With Beethoven, Schubert and Mozart, classical music began to take a tone of simplicity. Size of orchestras increased to lend more power to symphonies. Melody combined with a harmonic progression led to a clearer piece of music. On a broader economic context, music became affordable for the middle-class and common man. Women began to compose, a trend that has since picked up and can be explored in our related post.
In the later decades, jazz emerged and branched off into its own category. That set the trend for a multitude of genres that followed. Yet, neo-classical music remained as the father figure. We would like to think that it is the case today as well.
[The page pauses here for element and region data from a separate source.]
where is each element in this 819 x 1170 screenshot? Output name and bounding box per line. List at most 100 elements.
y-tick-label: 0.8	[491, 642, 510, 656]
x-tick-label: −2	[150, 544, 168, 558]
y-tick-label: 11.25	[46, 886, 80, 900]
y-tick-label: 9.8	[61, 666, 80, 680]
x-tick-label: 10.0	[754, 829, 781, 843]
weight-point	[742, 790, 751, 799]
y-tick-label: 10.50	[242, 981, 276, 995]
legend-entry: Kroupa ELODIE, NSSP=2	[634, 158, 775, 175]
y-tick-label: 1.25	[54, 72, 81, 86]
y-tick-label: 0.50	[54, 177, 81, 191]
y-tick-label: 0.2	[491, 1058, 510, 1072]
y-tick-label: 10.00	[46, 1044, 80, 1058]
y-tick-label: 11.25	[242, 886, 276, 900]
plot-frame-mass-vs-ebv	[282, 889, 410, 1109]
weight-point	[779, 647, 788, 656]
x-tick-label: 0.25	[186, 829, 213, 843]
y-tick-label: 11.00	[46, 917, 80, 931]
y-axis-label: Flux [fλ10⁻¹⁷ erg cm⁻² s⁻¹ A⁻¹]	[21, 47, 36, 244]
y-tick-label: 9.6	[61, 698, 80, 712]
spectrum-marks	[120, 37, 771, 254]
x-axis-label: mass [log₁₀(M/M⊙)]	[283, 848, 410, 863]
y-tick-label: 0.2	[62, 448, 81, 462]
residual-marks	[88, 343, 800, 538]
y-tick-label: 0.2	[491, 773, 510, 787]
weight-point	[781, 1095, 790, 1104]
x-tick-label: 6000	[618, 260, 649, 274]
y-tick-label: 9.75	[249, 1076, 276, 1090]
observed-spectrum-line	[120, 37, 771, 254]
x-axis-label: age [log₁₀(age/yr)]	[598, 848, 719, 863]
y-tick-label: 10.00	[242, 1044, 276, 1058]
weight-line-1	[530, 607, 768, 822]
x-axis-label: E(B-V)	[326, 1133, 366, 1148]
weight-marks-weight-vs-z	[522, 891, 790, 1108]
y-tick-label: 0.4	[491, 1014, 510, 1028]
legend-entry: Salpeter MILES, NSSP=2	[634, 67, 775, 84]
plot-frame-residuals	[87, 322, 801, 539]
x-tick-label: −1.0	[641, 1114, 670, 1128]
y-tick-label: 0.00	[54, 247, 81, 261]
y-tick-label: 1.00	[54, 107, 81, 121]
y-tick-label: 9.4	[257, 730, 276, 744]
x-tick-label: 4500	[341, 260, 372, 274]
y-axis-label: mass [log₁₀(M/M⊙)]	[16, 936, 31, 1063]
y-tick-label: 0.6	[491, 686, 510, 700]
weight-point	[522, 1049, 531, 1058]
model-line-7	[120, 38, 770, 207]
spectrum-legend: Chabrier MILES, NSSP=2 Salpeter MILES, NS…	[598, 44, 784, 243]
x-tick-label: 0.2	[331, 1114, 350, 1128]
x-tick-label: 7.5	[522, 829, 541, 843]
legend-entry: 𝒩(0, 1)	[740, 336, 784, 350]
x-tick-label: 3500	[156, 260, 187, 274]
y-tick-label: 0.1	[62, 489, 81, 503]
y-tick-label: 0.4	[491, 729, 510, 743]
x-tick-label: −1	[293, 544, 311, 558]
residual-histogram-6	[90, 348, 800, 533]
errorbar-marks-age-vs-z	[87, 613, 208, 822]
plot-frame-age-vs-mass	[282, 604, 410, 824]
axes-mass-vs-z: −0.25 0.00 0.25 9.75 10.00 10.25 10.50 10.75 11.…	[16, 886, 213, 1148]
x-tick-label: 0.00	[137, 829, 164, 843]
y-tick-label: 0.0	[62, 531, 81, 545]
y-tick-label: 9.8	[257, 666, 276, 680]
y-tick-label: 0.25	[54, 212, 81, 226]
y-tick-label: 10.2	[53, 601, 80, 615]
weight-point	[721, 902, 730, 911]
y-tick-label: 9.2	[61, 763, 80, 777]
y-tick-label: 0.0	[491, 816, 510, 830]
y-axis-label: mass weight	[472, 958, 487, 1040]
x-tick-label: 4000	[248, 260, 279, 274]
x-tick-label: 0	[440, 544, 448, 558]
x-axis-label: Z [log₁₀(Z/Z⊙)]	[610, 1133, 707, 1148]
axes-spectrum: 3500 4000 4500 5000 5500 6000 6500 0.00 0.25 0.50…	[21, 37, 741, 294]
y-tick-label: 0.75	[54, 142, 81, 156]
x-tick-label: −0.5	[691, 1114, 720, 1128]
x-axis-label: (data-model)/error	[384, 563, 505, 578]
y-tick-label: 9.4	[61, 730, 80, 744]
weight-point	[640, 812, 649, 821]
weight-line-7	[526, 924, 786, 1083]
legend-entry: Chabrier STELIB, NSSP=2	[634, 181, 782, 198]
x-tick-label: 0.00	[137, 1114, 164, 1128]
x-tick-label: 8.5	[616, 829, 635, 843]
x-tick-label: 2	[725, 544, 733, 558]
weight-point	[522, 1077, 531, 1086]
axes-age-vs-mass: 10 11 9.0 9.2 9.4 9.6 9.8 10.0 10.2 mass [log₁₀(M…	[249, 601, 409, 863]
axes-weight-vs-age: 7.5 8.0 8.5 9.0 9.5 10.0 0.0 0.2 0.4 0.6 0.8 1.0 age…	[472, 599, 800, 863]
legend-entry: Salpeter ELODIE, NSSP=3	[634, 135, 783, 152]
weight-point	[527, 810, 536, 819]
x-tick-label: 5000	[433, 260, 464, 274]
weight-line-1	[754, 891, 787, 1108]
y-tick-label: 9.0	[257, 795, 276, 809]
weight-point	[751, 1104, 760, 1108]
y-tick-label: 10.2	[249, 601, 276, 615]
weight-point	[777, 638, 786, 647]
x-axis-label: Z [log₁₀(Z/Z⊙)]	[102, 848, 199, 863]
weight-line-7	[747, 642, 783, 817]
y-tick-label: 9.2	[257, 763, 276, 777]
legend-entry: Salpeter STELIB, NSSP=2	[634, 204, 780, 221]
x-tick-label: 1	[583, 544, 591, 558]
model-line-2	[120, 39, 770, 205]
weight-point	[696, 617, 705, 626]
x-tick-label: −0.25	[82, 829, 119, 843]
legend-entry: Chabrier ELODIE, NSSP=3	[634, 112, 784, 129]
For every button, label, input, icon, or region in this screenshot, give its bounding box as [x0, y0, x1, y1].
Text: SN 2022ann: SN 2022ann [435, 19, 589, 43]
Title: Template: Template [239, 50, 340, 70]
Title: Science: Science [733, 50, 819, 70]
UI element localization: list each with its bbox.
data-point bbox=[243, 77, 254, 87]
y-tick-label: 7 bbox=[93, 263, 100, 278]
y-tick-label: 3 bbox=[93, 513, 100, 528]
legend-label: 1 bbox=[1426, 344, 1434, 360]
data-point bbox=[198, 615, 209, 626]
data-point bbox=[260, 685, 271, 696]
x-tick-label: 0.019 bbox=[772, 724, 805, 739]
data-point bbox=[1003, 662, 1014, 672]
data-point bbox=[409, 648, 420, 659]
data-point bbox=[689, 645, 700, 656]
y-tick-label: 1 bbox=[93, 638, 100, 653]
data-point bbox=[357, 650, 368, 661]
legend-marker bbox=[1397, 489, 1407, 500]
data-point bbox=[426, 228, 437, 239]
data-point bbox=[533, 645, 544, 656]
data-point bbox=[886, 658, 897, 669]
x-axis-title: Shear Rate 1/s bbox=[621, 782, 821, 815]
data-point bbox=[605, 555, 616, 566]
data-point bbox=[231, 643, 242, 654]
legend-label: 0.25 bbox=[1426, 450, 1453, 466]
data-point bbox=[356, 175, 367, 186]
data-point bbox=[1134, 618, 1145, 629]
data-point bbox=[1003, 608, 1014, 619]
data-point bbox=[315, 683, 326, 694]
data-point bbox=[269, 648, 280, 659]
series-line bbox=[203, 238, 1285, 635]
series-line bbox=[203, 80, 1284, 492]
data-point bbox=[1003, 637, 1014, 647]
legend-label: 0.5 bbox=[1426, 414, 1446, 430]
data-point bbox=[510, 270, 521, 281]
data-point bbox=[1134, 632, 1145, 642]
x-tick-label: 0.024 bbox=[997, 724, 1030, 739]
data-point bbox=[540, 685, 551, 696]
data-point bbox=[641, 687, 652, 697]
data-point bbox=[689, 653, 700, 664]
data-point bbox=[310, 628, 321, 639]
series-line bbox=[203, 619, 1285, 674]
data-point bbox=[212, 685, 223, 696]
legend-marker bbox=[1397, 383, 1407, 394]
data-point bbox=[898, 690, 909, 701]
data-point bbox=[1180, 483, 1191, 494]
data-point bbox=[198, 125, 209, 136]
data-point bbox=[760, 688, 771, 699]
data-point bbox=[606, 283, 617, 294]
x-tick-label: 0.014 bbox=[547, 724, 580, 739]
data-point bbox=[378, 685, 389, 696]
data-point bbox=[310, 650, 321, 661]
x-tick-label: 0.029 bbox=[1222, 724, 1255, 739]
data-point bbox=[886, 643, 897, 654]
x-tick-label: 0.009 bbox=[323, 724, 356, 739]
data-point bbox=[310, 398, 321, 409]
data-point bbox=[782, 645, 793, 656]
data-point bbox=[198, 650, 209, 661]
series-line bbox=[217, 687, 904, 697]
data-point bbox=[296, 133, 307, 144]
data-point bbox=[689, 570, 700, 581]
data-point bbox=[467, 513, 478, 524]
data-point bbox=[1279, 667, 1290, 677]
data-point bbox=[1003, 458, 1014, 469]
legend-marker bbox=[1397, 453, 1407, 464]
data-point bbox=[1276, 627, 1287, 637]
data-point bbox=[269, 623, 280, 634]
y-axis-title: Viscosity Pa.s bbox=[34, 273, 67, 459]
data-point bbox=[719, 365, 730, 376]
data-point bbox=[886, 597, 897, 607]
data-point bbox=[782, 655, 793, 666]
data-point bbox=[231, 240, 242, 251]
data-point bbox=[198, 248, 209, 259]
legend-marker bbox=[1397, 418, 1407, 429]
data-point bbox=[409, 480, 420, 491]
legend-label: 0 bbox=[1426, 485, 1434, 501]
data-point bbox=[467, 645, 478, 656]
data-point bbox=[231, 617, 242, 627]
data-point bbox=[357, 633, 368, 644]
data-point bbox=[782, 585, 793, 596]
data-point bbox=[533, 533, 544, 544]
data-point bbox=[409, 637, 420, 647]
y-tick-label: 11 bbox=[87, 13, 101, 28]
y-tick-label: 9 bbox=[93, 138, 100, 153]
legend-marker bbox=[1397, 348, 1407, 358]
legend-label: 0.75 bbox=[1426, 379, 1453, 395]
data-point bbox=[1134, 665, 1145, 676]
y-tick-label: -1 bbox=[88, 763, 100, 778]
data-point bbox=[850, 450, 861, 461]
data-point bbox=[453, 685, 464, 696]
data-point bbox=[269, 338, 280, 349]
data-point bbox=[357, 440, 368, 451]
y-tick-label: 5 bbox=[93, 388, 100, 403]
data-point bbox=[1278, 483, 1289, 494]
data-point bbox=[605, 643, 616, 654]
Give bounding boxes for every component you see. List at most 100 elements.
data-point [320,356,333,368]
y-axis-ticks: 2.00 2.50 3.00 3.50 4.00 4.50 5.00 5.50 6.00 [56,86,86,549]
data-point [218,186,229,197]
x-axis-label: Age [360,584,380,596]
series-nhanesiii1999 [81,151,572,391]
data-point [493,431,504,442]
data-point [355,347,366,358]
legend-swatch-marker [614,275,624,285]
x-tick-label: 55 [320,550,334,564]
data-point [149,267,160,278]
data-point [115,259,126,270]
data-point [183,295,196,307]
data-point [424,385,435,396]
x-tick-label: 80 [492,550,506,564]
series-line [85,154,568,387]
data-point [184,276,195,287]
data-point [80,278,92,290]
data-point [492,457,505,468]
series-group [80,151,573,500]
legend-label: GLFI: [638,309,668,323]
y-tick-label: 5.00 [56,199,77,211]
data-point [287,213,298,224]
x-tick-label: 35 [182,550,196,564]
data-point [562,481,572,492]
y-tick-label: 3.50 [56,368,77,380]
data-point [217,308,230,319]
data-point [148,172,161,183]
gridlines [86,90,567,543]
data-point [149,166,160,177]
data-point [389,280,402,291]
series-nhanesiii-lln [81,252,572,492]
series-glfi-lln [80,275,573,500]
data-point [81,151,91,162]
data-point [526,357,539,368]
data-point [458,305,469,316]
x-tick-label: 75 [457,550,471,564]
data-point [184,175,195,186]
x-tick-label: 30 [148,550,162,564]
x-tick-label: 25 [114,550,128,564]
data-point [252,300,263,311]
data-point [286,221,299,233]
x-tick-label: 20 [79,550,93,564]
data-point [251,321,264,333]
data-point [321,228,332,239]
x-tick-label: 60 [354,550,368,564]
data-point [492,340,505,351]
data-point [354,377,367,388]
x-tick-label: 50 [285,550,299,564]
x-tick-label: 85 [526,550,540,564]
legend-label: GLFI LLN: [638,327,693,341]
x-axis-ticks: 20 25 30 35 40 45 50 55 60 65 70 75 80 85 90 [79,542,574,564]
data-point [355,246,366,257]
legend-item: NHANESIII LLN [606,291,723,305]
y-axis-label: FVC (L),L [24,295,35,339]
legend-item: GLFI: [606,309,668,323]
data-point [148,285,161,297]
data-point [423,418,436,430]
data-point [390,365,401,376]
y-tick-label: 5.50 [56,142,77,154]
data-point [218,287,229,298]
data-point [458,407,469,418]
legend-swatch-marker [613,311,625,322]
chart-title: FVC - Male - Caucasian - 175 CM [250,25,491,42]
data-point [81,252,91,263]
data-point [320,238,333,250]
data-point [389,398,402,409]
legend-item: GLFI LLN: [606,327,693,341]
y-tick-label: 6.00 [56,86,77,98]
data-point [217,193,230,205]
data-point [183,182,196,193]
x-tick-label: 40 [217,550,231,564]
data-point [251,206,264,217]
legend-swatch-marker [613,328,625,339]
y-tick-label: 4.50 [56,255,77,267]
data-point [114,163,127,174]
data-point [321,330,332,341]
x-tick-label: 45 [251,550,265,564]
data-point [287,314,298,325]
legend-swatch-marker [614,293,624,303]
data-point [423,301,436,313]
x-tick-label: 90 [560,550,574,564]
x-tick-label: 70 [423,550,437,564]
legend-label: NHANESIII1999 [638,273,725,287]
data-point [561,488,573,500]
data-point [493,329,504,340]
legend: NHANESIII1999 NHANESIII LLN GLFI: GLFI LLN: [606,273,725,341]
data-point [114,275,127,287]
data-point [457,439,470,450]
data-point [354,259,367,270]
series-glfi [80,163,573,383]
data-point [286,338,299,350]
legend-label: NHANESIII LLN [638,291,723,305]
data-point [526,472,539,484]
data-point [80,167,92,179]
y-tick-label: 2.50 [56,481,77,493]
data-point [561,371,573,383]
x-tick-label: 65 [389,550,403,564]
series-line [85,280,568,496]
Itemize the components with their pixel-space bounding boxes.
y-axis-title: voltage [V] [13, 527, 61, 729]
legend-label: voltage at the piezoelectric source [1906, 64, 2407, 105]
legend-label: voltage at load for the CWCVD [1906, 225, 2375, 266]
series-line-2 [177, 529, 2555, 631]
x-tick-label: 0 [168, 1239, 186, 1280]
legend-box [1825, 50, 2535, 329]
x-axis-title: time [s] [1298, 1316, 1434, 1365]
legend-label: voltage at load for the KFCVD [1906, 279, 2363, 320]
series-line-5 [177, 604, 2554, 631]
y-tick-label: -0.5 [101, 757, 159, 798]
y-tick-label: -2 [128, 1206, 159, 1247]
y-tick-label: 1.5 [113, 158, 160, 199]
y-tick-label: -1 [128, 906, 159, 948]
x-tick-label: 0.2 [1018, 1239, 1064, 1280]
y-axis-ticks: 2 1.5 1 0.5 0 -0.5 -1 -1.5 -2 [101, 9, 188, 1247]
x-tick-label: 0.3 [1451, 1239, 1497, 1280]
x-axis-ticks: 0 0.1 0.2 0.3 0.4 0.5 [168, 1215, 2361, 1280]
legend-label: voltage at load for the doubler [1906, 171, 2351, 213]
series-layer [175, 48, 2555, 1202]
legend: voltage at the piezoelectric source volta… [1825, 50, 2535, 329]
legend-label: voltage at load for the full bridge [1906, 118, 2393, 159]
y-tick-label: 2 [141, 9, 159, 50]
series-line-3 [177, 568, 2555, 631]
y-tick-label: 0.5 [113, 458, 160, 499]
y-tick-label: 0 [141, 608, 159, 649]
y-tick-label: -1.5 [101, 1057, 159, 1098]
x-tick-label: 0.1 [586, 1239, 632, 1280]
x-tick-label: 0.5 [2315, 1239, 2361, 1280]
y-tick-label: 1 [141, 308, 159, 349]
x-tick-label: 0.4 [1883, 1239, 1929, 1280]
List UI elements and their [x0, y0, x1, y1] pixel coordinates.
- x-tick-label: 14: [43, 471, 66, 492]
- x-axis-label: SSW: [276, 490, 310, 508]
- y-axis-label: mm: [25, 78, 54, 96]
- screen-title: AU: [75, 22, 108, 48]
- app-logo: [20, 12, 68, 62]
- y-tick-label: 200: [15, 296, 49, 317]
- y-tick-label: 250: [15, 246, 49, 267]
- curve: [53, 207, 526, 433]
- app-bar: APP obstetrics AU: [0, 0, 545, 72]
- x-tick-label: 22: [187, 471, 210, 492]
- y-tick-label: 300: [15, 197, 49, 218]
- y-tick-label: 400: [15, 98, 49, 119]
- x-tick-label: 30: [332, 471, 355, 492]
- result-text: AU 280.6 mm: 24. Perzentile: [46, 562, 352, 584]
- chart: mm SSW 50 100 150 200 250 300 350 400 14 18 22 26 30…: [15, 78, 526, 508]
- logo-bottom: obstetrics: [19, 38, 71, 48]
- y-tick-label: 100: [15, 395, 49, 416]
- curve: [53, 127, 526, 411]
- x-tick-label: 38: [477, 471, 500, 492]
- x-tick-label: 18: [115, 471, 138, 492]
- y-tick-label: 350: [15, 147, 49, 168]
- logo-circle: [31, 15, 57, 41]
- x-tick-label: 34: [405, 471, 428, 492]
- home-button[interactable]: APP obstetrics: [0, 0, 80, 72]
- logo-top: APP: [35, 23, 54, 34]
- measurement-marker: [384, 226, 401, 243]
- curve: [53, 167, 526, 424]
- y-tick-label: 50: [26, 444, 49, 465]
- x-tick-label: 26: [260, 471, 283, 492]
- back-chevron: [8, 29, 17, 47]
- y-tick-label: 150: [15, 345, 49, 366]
The complexity put into the composition combined with the perceived simplicity during performance alone makes classical music the pinnacle of beauty.
To bring together an orchestra of more than 30 individuals and an incomprehensible variety of instruments requires talent, preparation, diligence and nerves. That cannot be said for any other form of art, in fact. The fact that most orchestras succeed despite the blatantly visible handicap that if one person fails, the whole group fails, is mindboggling.
We commend the raw vocal strength that goes into Blues, the sheer passion exhibited by Rock ‘n roll, and the soul present in Jazz. Yet classical music requires a combination of the three, and much more. It remains the ultimate benchmark for a professional musician.